ISO WG14 politics

rja rja at edison.cho.ge.com
Fri Jun 29 09:28:28 AEST 1990


Doug Gwyn's comments are very well taken indeed and I heartily agree.

I've worked on international software for some while now (dating back
to a thesis I wrote on the topic of computers handling the Japanese
and Chinese languages) and the Danish proposal is needless and not
useful even in their peculiar environment.  There are other reasonable
approaches to handling their environment that would not place the undue
burden that the Danish proposal constitutes.

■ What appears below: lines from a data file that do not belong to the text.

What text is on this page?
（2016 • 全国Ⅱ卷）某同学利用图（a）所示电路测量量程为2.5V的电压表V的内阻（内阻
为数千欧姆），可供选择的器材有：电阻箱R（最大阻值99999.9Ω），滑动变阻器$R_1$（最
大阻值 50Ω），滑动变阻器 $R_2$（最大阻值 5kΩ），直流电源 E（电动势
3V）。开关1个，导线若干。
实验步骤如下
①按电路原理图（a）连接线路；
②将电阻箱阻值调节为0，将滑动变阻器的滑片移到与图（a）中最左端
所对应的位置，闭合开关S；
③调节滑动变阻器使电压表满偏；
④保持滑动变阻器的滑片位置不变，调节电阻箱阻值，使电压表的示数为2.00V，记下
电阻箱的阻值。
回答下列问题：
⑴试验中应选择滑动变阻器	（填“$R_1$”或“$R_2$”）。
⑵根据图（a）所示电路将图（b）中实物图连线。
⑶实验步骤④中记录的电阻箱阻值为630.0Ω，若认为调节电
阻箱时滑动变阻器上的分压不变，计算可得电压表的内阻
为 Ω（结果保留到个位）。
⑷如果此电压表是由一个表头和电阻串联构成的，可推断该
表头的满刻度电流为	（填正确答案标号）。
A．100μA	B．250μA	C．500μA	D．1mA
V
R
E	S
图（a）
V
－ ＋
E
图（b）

I share the concern about the lack of library support for wide characters.
I'm not sure that there is sufficient existing practice in the area to
really warrant changing the standard.  If changes do come to pass at the
ISO level to add additional wchar_t library support, I agree that such
changes should be in a separate wide character library(libraries) and be
made in a manner consistent to and conforming with the existing ANSI standard.

I am also concerned because there are at least two different standards
for the size of character sets larger than 8 bits (in particular there
are different groups working on both 16-bit standards and 32-bit standards).
The 16-bit vs. 32-bit problem I believe to be inappropriate to try to resolve
at this time.  I do rather wish that the committee had gone with 
'long char' rather than wchar_t, but I can live with the decision already
made.

Randall Atkinson
randall at virginia.edu

Opinions are solely those of the author.